For effective cancer control, awareness about vaccination in the society is of utmost importance. Media coverage, on billboards, radio and advertisements in social media will be helpful to create awareness about the fact that cervix cancer is preventable and can be cured if detected at pre-invasive or early invasive stage. Keeping a bowl of freshly prepared acetic acid to perform VIA in each gynecologist’s clinic and training them to detect acetowhite lesions and do colposcopy and biopsy would be highly effective to reduce the burden of cervical cancer.
Many thanks for your time. It has been a pleasure speaking with you.

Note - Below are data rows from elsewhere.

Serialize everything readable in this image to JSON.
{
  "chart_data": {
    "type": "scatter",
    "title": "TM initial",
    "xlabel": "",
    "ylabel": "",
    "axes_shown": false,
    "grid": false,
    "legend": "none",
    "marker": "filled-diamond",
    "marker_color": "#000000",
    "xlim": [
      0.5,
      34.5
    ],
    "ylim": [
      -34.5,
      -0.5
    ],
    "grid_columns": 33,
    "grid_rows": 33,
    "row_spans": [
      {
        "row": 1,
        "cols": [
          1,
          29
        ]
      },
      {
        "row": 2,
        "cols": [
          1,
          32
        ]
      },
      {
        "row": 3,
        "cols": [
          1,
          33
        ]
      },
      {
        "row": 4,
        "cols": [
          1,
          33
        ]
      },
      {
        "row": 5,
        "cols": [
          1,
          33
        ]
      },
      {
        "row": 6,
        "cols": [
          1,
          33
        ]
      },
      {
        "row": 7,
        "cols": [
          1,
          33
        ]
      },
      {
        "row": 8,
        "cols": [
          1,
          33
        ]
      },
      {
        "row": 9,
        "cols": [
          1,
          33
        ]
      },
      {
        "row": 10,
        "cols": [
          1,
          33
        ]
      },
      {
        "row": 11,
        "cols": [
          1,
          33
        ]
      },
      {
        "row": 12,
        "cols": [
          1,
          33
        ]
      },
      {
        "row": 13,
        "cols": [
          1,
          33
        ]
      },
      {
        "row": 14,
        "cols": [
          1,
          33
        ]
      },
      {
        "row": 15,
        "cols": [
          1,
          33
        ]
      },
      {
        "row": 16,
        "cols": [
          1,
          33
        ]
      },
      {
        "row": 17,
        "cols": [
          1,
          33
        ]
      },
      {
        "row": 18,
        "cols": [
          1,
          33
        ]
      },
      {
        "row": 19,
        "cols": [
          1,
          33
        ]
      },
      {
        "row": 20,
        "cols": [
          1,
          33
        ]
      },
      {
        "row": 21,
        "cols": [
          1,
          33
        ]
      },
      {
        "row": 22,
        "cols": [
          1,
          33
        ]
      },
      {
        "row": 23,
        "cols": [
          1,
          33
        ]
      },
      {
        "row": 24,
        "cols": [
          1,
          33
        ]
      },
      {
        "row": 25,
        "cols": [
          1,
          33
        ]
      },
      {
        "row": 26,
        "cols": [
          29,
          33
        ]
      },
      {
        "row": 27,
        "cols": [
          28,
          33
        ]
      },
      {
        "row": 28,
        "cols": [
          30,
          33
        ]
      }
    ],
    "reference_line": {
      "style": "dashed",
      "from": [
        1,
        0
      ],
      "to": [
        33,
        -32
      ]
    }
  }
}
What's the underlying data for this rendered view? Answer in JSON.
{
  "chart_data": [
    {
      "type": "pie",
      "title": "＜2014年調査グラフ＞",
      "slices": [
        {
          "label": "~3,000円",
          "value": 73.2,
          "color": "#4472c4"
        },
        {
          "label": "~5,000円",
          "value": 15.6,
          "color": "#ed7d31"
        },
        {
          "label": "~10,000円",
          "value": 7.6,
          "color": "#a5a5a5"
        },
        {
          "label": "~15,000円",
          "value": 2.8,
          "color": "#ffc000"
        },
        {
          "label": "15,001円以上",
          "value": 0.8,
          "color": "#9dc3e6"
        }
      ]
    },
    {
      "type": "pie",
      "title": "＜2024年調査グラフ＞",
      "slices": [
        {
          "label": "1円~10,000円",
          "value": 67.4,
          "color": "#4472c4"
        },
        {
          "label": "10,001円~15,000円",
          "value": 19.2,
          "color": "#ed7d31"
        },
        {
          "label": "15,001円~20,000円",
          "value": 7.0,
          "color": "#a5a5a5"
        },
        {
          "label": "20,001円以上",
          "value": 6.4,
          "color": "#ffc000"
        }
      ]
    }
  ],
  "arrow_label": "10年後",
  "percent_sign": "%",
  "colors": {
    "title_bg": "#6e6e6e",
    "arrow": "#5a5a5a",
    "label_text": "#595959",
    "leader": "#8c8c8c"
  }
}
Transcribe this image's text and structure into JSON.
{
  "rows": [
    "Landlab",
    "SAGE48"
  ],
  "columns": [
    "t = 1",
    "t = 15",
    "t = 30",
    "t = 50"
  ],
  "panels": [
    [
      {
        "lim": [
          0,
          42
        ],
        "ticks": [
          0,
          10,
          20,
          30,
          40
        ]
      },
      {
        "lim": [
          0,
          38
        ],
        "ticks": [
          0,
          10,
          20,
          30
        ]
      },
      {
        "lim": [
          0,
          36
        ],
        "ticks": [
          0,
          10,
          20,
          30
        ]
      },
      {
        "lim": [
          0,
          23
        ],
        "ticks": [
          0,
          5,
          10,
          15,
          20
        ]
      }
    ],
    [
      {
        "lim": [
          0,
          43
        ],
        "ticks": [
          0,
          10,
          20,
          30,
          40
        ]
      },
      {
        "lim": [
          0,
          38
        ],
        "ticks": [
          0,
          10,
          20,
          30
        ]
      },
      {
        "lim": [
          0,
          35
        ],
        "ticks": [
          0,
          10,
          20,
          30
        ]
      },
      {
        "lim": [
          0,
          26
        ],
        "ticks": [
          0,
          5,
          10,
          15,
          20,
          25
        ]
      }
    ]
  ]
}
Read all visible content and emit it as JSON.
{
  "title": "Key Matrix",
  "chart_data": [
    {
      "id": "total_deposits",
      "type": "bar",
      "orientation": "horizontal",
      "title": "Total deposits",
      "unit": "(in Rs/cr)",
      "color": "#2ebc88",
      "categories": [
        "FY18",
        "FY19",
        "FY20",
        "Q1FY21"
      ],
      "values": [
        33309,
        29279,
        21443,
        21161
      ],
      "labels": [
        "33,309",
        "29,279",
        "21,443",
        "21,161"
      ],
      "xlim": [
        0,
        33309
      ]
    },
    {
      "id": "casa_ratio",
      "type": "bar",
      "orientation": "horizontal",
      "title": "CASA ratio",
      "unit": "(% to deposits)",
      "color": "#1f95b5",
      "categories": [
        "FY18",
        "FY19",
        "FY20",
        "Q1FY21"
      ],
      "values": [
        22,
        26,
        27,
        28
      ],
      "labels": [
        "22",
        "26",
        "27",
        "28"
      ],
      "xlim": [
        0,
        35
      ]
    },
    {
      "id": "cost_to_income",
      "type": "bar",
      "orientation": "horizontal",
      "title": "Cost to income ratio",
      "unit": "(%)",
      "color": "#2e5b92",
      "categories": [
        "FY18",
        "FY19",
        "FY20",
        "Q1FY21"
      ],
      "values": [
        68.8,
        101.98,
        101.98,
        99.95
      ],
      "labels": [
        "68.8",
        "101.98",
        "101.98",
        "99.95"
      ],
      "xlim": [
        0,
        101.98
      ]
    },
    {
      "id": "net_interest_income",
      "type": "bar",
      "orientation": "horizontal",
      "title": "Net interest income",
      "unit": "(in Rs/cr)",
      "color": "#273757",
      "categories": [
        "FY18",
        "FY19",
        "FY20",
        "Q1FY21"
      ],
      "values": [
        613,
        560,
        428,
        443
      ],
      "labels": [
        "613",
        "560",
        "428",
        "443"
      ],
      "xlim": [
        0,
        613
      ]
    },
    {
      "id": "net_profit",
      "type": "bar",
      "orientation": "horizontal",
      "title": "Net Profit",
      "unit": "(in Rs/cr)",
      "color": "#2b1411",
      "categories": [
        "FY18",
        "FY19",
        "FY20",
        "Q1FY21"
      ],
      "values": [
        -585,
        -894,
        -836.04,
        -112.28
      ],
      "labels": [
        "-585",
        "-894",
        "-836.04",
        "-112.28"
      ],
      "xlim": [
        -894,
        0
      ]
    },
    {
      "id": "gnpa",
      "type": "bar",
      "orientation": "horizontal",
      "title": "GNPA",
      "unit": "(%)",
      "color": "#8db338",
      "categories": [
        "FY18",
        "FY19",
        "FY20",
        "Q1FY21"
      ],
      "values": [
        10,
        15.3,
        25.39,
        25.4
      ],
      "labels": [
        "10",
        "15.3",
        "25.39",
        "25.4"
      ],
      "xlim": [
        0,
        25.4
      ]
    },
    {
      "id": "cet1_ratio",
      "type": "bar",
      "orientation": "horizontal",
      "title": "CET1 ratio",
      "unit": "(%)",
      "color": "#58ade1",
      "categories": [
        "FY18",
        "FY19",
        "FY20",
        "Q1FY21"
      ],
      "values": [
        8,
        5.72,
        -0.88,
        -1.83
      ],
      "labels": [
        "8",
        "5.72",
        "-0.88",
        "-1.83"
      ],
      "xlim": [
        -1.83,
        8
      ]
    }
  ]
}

Bio: Dr. Dipanwita Banerjee is a recipient of the prestigious John N Kapoor Travelling Fellowship on Gynecologic Oncology, Roswell Park Cancer Institute, Buffalo, New York. She is also a recipient of the Medal for proficiency in thesis work in the discipline of MS Gynecology and Obstetrics from IPGME&R, Kolkata. She has won many awards and presented papers in various national and international conferences including UICC World Cancer Congress 2014 and FIGO 2015. Dr. Banerjee has worked as a Master trainer in cervical pre-cancer workshops in collaboration with the International Agency for Research on Cancer, WHO in India and abroad. She has 26 publications to her credit in various national and international peer reviewed journals including book reviews and book chapters. She is presently attached with various organizations in various capacities: as an Executive Committee Member in Asia Oceania organization on genital infections and neoplasia, India; as Secretary, Oncology Committee, The Bengal Obstetrics and Gynecological Society; as Core committee member of FOGSI-FIGO Pratishruti Workshops on Cervical Cancer Prevention, 2017-18; as Member of Association of Gynecologic Oncologists of India (AGOI) and Member of Indian Society of Colposcopy and Cervical Pathology (ISCCP).
Disclaimer: Interviews are published unedited or with minimal changes.